After seeing an unprecedented number of Tibetan self-immolations in 2012, China’s state-run CCTV released a documentary accusing the U.S. government-sponsored Voice of America of encouraging the desperate gestures by Tibetans protesting the Chinese government.

The CCTV program featured an interview with a man in a hospital identified as a Tibetan who survived an attempted self-immolation. During his interview, he said a VOA story on the self-immolations in the area prompted him to follow suit.

“I did it after watching VOA,” he told the interviewer. “I saw the photographs of self-immolators being commemorated. They were treated like heroes.”

Similarly, China Daily, a state-run newspaper, published an article expressing also suggesting the VOA was influencing the wave of self-immolations.

“Some foreign media later branded Tsekho a ‘Tibetan martyr’…Sangdegye used to watch Voice of America Tibetan-language programs, and said he adored the self-immolators VOA reported on, because they were like ‘heroes.’”

The VOA has since released its own report on the issue and has vehemently denied all suggestions from Chinese media that it does anything other than report the story.

VOA Director David Ensor was quoted in a VOA report calling the accusations “totally false,” saying the events in Tibet are tragic and a sign of distress that deserves coverage. “We report them, we certainly don’t encourage them,” he said.

According to a broadcast by VOA, CCTV’s documentary, which was also aired in English two days after its Chinese- language version aired Monday, suggested that VOA journalists were in communication with the Dalai Lama and communicating his words to the Tibetan people through their reports.

“Without citing any evidence, CCTV also accused VOA broadcast of using secret code to send instructions to people inside Tibet at the direction of the Dalai Lama,” the VOA report said.
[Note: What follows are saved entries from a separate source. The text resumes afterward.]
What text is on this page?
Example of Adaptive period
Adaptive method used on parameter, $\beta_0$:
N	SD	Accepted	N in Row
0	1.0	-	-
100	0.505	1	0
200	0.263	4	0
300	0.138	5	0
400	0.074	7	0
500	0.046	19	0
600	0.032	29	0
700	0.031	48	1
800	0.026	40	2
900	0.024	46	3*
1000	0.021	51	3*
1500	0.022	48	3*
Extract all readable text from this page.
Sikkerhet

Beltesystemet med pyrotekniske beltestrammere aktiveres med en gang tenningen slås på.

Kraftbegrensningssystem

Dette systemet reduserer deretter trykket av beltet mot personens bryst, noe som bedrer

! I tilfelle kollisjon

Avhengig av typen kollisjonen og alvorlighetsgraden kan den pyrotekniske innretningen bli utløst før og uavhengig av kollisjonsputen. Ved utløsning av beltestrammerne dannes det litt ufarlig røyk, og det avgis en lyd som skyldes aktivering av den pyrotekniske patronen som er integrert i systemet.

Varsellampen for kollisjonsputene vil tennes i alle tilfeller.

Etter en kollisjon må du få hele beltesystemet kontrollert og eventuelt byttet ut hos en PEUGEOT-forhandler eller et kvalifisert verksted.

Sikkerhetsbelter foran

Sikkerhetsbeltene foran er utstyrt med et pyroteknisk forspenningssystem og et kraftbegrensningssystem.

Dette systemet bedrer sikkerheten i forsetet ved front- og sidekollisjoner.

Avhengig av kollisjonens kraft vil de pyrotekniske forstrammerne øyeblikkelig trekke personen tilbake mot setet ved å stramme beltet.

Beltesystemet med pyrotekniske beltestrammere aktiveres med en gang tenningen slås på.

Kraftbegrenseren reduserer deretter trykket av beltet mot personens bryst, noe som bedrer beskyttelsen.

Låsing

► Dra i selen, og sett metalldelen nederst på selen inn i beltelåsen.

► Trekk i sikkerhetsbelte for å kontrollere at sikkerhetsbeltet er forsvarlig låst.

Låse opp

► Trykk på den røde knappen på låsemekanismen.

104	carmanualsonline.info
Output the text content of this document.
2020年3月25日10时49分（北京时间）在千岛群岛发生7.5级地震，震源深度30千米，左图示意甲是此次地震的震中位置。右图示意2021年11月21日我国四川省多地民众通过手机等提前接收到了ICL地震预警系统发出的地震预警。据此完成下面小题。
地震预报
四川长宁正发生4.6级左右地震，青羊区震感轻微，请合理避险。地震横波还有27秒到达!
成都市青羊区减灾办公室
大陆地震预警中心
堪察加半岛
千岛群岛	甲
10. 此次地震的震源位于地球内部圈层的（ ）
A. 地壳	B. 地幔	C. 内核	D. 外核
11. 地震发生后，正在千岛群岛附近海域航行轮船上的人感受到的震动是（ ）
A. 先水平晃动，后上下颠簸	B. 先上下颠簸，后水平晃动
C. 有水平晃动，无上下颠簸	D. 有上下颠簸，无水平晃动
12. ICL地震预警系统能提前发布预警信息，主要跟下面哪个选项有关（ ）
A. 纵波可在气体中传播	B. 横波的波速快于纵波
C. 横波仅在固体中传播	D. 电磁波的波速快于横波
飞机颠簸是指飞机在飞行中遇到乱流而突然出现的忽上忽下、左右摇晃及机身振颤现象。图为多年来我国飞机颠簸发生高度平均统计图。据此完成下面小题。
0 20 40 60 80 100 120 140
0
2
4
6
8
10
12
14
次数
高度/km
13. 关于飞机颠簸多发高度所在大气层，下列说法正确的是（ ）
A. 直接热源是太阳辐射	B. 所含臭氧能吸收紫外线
Ensor went on to comment that the suggestion was “totally absurd.”

VOA’s Tibet Service chief, Lonsang Gyatso, also denied that the agency’s reports were influenced by the Dalai Lama or his exiled Tibetan government and said that in fact they frequently feature the views of Chinese officials.

“Our service, while funded by the U.S. government, is totally autonomous. We are not influenced by any outside agency, including the Dalai Lama’s office or the Tibetan government in exile,” Gyatso said.

This was not the first time the VOA has been accused of encouraging self-immolators. Following a 2008 protest in the Tibetan capital of Lhasa, similar implications were made.

The VOA has reported extensively on the self-immolations in Tibet, which have reached record highs. According to the Global Post newspaper, an estimated 91 Tibetans have set themselves ablaze over the past 18 months in protest to China’s rule over Tibet. Many Tibetans blame China’s government for marginalizing the indigenous population and its customs by crusading against the religious beliefs of Tibetan Buddhism, as embodied by the Dalai Lama.